The House bill would “not secure border. Now House has time to marry that w Judiciary bill,” said the tweet, which marks a rare public intervention by a Republican senator in GOP House debates. Interventions are routine, but are usually kept behind closed doors.

The House bill is being pushed by Texas Rep. Mike McCaul, the chairman of the House Committee on Homeland Security.

It would add 48 miles of double-layer fencing to the 36 miles of double-layer fencing now along the 2,000-mile border and calls for improved technological surveillance of the border and a better visa tracking system, and for more active duty officers and agents on the border. But McCaul’s bill would delay an already-mandated computer system to track the arrival and departure of legal visitors and would do nothing to stop President Barack Obama’s catch-and-release policy for many border-crossers.

McCaul’s bill was slated for passage on Wednesday, but has been delayed amid opposition from GOP legislators.

The Democratic caucus has loudly slammed the bill.

The threat of a defeat may have prompted the House leadership to delay debate on the McCaul bill.

Aides to GOP leaders say the McCaul bill was delayed because of the snowstorm in the Northeast, and because Democrats are having a conference on Thursday and Friday.

“Unfortunately, the bill was delayed due to weather,” McCaul spokeswoman April Ward told The Daily Caller Jan. 26. “I don’t have any further information right now. I’ll keep you updated moving forward.”

Critics say McCaul’s bill won’t reverse Obama’s rollback of immigration enforcement laws, and it may be used to by the Senate as an excuse to discard a January House bill that choked off funding for Obama’s unilateral effort to award work permits to five million illegal immigrants.
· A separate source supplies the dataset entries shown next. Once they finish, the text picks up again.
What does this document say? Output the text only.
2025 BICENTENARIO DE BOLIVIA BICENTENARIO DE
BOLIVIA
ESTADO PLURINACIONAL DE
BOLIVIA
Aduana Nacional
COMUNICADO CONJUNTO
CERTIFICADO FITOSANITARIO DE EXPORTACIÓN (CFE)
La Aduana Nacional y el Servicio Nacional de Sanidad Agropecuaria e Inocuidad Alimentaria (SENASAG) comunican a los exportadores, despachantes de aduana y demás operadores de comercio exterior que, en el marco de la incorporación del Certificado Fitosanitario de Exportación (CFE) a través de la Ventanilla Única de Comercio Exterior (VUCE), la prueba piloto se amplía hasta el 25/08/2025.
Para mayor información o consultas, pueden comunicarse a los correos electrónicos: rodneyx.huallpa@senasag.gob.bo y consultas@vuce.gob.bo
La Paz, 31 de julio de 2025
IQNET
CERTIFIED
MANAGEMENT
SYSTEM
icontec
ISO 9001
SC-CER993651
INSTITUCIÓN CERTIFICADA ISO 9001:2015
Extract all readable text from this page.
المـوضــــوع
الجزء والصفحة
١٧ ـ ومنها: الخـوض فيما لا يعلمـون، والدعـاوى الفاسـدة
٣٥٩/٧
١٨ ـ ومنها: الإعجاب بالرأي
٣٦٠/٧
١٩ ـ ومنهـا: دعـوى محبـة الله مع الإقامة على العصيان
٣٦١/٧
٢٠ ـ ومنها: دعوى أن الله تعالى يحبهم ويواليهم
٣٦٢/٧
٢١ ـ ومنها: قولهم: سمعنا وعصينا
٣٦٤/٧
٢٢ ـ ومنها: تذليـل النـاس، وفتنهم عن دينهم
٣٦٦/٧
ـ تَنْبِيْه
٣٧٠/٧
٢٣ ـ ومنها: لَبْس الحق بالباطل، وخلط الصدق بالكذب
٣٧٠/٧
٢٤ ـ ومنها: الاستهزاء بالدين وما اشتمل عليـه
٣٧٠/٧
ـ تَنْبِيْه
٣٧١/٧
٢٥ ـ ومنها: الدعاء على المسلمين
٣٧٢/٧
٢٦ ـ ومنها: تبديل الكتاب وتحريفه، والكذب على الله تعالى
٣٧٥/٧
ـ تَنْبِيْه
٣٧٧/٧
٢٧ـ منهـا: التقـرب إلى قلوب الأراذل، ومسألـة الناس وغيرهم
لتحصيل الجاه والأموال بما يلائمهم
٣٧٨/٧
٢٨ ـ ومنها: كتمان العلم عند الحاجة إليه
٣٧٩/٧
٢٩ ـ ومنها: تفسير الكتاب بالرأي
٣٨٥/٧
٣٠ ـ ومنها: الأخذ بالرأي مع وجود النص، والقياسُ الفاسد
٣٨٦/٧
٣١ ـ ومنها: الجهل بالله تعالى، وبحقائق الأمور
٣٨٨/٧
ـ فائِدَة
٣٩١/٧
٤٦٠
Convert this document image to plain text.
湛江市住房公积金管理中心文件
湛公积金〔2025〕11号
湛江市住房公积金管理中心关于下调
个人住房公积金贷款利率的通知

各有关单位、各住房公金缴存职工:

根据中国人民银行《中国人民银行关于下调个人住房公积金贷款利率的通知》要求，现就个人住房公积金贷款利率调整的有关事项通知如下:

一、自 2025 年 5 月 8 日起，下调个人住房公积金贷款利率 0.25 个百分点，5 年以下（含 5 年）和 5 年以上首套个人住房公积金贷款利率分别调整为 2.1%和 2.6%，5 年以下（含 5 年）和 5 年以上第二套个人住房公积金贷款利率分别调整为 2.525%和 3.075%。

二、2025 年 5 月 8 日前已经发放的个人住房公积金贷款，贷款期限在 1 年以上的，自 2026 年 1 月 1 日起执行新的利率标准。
In 2014, Obama directed his deputies to release more than 120,000 low-skilled Central American adults, youths and children into the United States, where they can apply for asylum, attend schools and compete for jobs. Current data suggests another surge of Central American migrants will hit the borders in March.

In press statements, McCaul said his border bill can’t deal with Obama’s catch-and-release policy because it is an immigration issue. Instead, said McCaul, the GOP will respond to the policy with a bill from the House Judiciary Committee, chaired by Rep. Bob Goodlatte.

Grassley’s tweet prods the GOP leaders in the House to pass a upgraded bill that would boost border security and curb Obama’s catch-and-release policies.

His intervention in the House debate is unusual, because senators and legislators usually avoid commenting publicly on activities in the other side of the Capitol.

However, last week, McCaul and Goodlatte visited Sen. Jeff Sessions to seek his support for the McCaul bill. Sessions is the new chairman of Grassely’s immigration subcommittee, and has repeatedly argued that Americans and the GOP would gain if the nation reduced the annual inflow of one million immigrants.

Currently, four million young Americans begin to look for work each year, in the face of competition from millions of unemployed Americans, plus new immigrants and a population of roughly two million guest workers.

In November 2014, one in every five U.S. jobs was held by a foreign-born worker, up from one-in-six jobs in January 2010, according to federal data highlighted by the Center for Immigration Studies.